Los ingresos vienen a compensar gastos de los servicios que disfrutamos cada día. Con mayor o menor conciencia, es muy posible que ya tengamos las manos manchadas de sangre. Pero, ojo, que eso no es bueno ni malo; dependerá de cómo se mire, que diría Pau Donés. La cuestión estriba en quitarnos la careta y dejar a un lado la hipocresía. Habrá que decidir si vale por igual la vida de los 7.000 millones de humanos que habitamos en este planeta o, por el contrario, hay diferencias. Un servidor lo tiene claro, pero la triste realidad es que, mientras sigamos jugándonos los cuartos con quienes se dedican a arrasar naciones, mantendremos nuestro habitual fariseísmo. Para seguir en las mismas, más vale decirlo alto y claro: esas vidas nos importan un rábano. Si así fuera, miremos decididamente hacia otro lado y dejémonos de lamentos. Si no -y ojalá optemos por ello-, despertemos a la realidad de una jodida vez. Guste o disguste, el tema va con nosotros y no solo con quienes nos gobiernan.

El brutal asesinato de Jamal Khashoggi y las matanzas cometidas en Yemen obligan a replantearnos la calaña de nuestros compañeros de viaje. Quizás ahora empecemos a tomar en mayor consideración lo que ocurre más allá de nuestro jardín. El problema para nuestras pulcras conciencias es que somos parte activa de lo que sucede por aquellas tierras. Si con Irak se montó la marimorena por el mero hecho de enviar misiones de apoyo logístico y humanitario, o por ceder el uso de bases militares, ahora aportamos directamente los medios de destrucción. Eso sí, nosotros no pulsamos el botón rojo. Solo pasamos el cepillo, por si hay algo que recoger.

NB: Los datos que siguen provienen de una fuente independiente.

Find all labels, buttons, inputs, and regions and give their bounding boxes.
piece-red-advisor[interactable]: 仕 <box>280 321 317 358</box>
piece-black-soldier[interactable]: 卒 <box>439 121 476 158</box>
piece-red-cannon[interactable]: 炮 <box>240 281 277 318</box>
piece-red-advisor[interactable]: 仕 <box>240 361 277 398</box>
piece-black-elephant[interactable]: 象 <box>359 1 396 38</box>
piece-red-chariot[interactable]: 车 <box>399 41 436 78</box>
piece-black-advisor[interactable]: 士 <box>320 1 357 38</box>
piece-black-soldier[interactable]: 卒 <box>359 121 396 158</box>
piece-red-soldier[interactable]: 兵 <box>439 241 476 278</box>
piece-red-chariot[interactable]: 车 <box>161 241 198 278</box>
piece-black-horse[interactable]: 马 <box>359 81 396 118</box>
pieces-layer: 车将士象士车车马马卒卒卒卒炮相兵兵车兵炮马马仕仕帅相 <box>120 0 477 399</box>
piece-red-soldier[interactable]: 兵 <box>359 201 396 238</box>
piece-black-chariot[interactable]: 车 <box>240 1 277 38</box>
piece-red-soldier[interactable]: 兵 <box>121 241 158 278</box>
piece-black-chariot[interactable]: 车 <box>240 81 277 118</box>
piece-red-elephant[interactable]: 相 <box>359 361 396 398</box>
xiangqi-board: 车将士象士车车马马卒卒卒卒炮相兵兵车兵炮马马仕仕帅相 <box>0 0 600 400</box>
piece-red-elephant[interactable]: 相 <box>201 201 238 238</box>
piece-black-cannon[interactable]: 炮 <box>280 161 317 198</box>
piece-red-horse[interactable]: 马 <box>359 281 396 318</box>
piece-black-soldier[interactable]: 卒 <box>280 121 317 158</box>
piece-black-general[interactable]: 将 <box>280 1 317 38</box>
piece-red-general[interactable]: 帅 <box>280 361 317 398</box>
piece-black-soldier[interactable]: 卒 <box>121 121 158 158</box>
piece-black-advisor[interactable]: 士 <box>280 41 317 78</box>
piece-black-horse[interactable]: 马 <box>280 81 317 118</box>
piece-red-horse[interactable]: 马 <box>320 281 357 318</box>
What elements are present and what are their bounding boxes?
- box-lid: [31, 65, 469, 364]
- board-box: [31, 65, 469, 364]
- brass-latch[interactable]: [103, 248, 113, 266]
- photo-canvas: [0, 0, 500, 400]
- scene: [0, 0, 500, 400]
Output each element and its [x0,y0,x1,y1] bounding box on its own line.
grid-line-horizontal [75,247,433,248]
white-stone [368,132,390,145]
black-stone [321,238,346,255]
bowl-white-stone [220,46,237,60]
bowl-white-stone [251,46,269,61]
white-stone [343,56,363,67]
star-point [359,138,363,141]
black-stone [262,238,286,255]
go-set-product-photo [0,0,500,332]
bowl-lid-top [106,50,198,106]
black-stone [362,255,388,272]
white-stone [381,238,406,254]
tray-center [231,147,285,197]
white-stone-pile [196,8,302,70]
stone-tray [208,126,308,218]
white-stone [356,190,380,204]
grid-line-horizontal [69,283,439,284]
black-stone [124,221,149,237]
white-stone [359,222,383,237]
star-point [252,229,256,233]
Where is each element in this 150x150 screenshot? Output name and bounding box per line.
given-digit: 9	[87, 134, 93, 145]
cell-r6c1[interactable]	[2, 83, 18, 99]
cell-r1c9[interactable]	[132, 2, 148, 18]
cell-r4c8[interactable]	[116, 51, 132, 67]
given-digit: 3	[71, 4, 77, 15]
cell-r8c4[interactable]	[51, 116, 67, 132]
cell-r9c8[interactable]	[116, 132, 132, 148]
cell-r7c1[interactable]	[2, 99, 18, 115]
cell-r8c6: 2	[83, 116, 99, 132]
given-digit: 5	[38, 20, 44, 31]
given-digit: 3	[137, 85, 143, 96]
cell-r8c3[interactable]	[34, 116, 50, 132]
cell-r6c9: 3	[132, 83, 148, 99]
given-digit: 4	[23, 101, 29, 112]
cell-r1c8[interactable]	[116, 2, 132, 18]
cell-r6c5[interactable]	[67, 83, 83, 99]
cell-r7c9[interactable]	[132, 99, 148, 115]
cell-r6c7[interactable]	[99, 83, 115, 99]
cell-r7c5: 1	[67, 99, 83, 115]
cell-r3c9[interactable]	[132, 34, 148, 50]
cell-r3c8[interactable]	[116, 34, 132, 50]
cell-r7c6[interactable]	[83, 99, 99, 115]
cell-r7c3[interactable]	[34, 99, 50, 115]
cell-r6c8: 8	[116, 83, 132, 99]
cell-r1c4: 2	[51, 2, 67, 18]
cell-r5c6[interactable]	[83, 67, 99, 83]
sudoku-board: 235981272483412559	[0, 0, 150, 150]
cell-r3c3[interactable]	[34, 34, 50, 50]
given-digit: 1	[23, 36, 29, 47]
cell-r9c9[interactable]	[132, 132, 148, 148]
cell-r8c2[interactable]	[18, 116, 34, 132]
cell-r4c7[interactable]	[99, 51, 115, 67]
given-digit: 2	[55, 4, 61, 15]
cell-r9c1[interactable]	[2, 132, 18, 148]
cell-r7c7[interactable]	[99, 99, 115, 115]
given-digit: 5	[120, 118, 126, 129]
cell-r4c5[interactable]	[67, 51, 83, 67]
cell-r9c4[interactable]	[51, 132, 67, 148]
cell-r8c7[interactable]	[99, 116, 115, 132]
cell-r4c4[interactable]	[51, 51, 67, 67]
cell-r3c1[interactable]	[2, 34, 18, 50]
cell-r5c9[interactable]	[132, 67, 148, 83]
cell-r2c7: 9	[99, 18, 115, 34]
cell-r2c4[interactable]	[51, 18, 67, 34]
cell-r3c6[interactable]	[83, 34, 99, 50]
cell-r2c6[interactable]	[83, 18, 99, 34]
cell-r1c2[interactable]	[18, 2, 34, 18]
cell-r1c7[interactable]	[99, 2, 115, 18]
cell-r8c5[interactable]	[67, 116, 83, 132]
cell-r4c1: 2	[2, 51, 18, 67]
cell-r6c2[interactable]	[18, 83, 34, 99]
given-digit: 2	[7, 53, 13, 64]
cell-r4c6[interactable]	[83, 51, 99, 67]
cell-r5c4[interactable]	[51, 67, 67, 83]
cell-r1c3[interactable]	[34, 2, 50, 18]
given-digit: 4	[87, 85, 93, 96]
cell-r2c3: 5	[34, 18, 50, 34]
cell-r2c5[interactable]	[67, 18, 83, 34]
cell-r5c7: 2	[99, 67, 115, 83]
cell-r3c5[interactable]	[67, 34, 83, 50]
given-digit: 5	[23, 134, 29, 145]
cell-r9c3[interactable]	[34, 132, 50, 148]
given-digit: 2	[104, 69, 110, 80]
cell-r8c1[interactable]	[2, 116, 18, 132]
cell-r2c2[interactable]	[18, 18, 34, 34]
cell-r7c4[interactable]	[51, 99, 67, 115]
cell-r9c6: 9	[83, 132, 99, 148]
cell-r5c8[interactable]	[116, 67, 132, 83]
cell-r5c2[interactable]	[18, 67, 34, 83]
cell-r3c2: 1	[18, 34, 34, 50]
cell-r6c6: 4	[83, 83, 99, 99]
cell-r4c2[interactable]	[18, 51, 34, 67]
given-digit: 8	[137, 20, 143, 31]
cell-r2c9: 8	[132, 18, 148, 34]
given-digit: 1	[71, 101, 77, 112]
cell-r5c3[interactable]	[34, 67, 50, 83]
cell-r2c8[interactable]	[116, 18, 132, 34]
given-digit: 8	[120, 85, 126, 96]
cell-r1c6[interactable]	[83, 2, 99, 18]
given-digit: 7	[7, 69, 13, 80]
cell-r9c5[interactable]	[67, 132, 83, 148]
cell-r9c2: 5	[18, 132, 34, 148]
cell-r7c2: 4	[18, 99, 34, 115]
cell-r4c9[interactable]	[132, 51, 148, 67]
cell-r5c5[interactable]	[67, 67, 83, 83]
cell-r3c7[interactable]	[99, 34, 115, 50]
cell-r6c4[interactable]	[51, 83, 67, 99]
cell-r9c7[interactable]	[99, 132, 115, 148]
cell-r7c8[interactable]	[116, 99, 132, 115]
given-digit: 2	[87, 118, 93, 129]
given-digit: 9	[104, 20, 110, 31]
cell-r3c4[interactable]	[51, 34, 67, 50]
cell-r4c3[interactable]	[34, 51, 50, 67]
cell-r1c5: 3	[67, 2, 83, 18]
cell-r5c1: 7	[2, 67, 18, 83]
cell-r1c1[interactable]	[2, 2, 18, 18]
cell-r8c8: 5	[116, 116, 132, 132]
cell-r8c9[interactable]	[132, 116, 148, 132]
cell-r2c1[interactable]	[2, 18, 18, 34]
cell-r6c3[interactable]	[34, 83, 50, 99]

Acepto que, en este tema, hay muchos más intereses y pueden ser contrapuestos. De acuerdo, pero no puede aceptarse el argumento de que somos un país serio y cumplimos nuestros contratos, porque lo firmado no es válido cuando conlleva muertes a doquier. Menos aún cuando nos pasamos por el forro la normativa europea sobre comercio de armas. Por mucho menos, hace dos años no le vendimos chalecos antibalas a los libios. Tampoco sirven de pretexto los 12.770 millones de euros que obtendrán las empresas españolas por construir el AVE entre Riad y La Meca, los 1.500 millones por la refinería de Ras Tanura, ni los 6.000 empleos que generará la construcción de las cinco corbetas en Cádiz. Hagan análisis de costes y vidas, y no una simple balanza comercial. Traduzcan el dinero en esos términos y, si aun así compensa, pues a por ello. Al fin y al cabo, toda conciencia tiene un precio aunque, en esta ocasión, dudo que valga la pena vender el alma al diablo.

Dice Pedro Sánchez que "la política es convertir los ideales en realidades". Me gusta la frase, aunque la decisión adoptada por el Gobierno de España se aleje mucho del deseo que manifiesta su presidente. Simple retórica porque, a la vista de los hechos, es la realidad la que sigue ahogando a los ideales.